DataLoader

DataLoader is a component in PyTorch used to load processed datasets and provide data to the model. The workflow of this component is:

Input dataset -> Build sampler and batch_sampler -> Index data -> Call sampler to get indices -> Extract a batch from dataset -> Perform collate_fn operation -> Output data

The overall working method of DataLoader is similar to:

for data in dataloader:
    ...

As you can see, dataloader contains the __iter__ method, returning an iterator. Under different training conditions such as DDP, TP, Ulysses, etc., since each rank extracts different data, samplers generally have multiple implementations and are relatively complex.
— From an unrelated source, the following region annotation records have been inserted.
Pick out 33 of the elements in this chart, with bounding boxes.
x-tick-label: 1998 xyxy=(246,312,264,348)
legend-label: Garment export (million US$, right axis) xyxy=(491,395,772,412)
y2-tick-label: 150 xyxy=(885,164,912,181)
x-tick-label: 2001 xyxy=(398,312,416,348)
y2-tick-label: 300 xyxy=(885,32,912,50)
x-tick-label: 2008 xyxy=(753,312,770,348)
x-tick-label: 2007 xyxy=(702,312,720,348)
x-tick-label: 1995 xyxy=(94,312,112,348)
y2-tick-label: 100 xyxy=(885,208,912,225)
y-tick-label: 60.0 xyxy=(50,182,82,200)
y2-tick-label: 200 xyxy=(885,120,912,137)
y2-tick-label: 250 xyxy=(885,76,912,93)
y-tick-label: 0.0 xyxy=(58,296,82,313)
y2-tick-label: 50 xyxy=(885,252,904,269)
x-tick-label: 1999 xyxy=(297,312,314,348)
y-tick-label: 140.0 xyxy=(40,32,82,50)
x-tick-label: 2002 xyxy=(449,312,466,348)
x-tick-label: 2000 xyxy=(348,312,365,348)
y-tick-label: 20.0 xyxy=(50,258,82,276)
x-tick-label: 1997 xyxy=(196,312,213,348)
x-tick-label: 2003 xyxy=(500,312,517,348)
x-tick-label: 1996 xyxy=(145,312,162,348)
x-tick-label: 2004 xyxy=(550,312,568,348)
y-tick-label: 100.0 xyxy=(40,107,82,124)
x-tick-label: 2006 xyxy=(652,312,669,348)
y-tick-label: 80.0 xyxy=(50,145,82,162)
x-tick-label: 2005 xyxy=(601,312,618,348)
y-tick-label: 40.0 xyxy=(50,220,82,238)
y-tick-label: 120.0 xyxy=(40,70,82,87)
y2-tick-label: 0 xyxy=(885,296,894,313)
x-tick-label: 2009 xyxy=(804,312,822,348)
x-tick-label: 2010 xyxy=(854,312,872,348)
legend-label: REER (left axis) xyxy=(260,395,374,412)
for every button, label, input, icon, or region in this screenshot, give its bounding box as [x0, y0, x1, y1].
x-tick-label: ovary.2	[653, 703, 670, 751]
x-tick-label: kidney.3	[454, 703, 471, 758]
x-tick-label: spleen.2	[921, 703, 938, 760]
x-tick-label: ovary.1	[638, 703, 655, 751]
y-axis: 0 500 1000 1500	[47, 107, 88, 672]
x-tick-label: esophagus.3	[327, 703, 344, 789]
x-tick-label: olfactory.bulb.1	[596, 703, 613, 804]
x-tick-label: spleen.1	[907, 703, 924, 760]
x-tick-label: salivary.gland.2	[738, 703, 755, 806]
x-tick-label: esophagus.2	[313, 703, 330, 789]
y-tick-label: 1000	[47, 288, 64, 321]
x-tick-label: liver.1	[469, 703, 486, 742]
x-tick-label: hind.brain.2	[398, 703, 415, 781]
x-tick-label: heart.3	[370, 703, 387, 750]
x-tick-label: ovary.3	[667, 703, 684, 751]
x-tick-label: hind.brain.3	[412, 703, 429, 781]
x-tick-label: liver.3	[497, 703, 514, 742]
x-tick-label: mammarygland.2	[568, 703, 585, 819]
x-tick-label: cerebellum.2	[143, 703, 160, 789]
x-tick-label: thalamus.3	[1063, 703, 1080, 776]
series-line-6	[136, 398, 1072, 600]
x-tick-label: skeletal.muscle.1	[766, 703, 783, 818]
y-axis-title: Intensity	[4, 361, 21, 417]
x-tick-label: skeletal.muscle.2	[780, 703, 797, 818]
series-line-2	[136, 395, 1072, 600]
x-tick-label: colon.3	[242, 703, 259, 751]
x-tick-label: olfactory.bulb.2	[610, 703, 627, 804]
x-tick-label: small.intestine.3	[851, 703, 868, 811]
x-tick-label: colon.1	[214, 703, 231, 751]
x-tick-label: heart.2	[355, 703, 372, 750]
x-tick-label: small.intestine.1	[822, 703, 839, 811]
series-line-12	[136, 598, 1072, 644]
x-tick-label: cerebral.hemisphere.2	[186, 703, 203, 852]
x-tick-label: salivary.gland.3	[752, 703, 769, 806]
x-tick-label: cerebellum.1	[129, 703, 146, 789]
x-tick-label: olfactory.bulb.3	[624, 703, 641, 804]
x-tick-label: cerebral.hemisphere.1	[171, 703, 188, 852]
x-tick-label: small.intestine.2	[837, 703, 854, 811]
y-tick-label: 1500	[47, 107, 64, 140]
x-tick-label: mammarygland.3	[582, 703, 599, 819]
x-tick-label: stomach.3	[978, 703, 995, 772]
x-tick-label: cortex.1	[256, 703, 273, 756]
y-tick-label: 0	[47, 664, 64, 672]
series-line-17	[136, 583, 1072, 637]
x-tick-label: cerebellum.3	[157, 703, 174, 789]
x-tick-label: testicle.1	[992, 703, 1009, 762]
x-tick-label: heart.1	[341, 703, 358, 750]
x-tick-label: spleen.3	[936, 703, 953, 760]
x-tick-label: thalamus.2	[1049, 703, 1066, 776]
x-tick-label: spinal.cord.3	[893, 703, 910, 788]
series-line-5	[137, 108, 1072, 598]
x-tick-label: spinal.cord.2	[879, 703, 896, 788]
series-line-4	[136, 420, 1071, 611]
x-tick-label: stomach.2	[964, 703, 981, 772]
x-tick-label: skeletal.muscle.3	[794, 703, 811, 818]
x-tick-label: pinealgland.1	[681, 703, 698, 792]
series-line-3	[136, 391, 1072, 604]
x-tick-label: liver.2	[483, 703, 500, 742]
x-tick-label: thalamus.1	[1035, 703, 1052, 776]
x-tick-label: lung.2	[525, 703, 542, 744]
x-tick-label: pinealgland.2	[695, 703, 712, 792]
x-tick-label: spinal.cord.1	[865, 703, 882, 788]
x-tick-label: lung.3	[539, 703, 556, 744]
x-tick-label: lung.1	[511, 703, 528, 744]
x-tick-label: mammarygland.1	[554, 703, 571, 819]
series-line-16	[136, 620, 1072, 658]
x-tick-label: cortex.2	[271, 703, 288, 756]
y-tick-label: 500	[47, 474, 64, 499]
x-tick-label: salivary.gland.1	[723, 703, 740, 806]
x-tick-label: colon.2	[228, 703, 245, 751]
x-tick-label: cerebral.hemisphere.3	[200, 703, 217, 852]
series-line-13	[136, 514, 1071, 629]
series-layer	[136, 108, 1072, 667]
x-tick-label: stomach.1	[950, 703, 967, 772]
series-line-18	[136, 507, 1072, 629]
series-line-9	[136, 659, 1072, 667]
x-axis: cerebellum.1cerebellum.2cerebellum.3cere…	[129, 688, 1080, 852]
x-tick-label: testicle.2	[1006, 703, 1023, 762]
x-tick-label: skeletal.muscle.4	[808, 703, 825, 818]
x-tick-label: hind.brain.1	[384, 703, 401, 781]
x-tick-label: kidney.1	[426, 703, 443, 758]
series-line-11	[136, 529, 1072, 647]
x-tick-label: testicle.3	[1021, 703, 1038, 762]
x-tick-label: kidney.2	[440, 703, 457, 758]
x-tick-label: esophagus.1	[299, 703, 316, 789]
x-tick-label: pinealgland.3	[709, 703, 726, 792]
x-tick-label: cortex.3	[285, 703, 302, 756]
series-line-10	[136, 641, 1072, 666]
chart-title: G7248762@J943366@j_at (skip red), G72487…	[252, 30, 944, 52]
In Twinkle, we adopted a very simple and direct approach by passing DeviceMesh to the DataLoader. Since DeviceMesh contains the cluster structure, DeviceMesh can provide the data shards needed by all ranks. Therefore, we additionally developed DeviceMeshSampler and DeviceMeshFetcher, which are used for sampling work of ordinary datasets and streaming datasets respectively. Additionally, due to the existence of LazyDataset, when the dataset actually extracts data, it may contain invalid data or throw exceptions, so we provide RetrySampler for skipping and retrying.

Using DataLoader is very simple:

dataloader = DataLoader(dataset)
for data in dataloader:
    ...

Under torchrun conditions, since the overall structure is homogeneous, only one global device_mesh is needed. This parameter does not need to be passed in through the DataLoader constructor; the infra module will automatically analyze and pass it in.

DataLoader also supports working in Ray mode:

def create_dataset():
    dataset = Dataset(...)
    dataset.map(...)
    dataset.encode(...)
    return dataset

dataloader = DataLoader(create_dataset, device_mesh=actor_device_mesh, remote_group='actor')
for data in dataloader:
    ...

The dataset parameter of DataLoader can pass in a Callable to return a Dataset. This way, the dataset construction code can be placed in the driver, but the actual construction is in the Dataloader’s worker, preventing cross-process pickle and improving speed. The execution scope of the dataloader’s @remote_class decorator is also first, which means it will only have one worker to extract data.

Developers don’t need to worry about the data returned by dataloader occupying driver memory. Data is usually a reference handle, and it will only be actually transferred and unpacked when it reaches the worker that needs to use it. Dataloader does not set any collate_fn by default, but instead hands this process over to the model for handling.